Lyme disease, which is also known as borreliosis, is a systemic illness characterised initially by a pathognomic rash erythema chronicam migrans, with associated vague flu-like symptoms. The disease is caused by the spirochete B burgdorferi
which is transmitted by tick bites. Lyme disease is the most common tick borne disease in North America and Europe. There are an estimated 20 000 cases of newly diagnosed Lyme disease/year in Hungary alone.2
In the UK 797 cases were identified during 2007 with an incidence of 1.49/100 000 total population.3
Approximately two thirds of indigenously acquired infections were acquired in southern counties of England (the south west and south east health regions). These areas include well known regional foci of Lyme borreliosis around the New Forest, Salisbury Plain, Exmoor, and the South Downs, parts of Wiltshire and Berkshire, and Thetford Forest. Other endemic areas include the Lake District, the Yorkshire moors and the Scottish Highlands and Islands.3
After an incubation period of 1–4 weeks, Lyme disease can involve various organs including the cardiovascular and central nervous systems, and joints. Conduction disturbances are the most common cardiac manifestation and can occur up to 87% of cases of Lyme carditis.1
Presentation with pericarditis, myocarditis, or pancarditis or with the insidious development of dilated cardiomyopathy is much less common. Conduction disturbances generally resolve completely with antibiotic treatment. A temporary transvenous pacemaker is sometimes required if the patient is very symptomatic with bradycardia. With adequate and early treatment complete heart block persists rarely more than a week. Permanent complete heart block is very rare.

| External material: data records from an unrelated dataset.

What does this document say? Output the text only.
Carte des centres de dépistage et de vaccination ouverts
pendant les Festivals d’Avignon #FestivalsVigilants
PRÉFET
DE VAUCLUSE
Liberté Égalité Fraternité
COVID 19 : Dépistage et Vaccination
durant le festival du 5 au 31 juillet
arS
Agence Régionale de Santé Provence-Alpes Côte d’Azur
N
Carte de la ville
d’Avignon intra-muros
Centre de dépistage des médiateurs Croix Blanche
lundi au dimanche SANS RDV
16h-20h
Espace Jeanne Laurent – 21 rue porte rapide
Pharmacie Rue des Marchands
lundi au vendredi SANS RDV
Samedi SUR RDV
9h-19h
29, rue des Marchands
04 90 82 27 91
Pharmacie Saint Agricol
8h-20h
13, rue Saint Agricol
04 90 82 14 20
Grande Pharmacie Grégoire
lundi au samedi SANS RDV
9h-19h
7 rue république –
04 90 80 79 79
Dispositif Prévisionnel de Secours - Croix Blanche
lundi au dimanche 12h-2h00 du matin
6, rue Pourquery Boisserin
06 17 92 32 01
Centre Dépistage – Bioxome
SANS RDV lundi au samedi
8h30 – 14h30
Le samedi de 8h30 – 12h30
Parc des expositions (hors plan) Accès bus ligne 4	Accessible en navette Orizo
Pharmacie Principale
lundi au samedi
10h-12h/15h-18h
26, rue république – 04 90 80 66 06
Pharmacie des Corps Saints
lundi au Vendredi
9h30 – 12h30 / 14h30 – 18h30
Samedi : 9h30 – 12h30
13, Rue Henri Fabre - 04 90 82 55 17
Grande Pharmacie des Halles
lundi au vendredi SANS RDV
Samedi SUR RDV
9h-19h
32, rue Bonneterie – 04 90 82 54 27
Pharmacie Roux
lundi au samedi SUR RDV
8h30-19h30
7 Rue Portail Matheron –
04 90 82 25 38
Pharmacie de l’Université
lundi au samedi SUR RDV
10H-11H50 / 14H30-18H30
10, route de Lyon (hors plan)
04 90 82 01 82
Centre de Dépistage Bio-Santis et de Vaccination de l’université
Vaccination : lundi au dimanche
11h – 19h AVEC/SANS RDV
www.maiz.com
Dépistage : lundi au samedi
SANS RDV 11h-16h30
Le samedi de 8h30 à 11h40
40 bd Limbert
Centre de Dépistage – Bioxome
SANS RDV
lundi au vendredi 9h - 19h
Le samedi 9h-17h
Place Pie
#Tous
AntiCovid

Antibody detection remains the mainstay of laboratory support for a clinical diagnosis. It is insensitive in early infection as an IgG response takes some weeks to develop. The great majority of patients with established late stage infection are seropositive. Seropositivity alone is not sufficient to confirm a diagnosis of active Lyme disease. A positive antibody test may reflect past rather than current infection, though a high or rising titre provides useful supplementary evidence for active infection. Serological tests must be interpreted in the light of the clinical presentation and history of possible exposure. In the first phase of the disease, where erythema chronicum migrans is present, treatment with oral tetracycline is usually sufficient. In the second disseminated phase intravenous ceftriaxone is more effective because of better tissue penetration. In our patient the heart block resolved within a few days after starting the treatment.
The diagnosis of Lyme disease is not always obvious and its recognition is important if unnecessary implantation of a permanent pacemaker is to be avoided. Moreover, this case illustrates the importance a detailed history taking, including history of travel abroad.
- The diagnosis of Lyme disease is not always obvious and therefore a high index of suspicion is necessary.
- Good history is important for reaching a diagnosis.
- Lyme carditis usually presents with varying degrees of heart block and generally resolves completely with antibiotic treatment.
- Early diagnosis of Lyme carditis will prevent inappropriate implantation of a permanent pacemaker.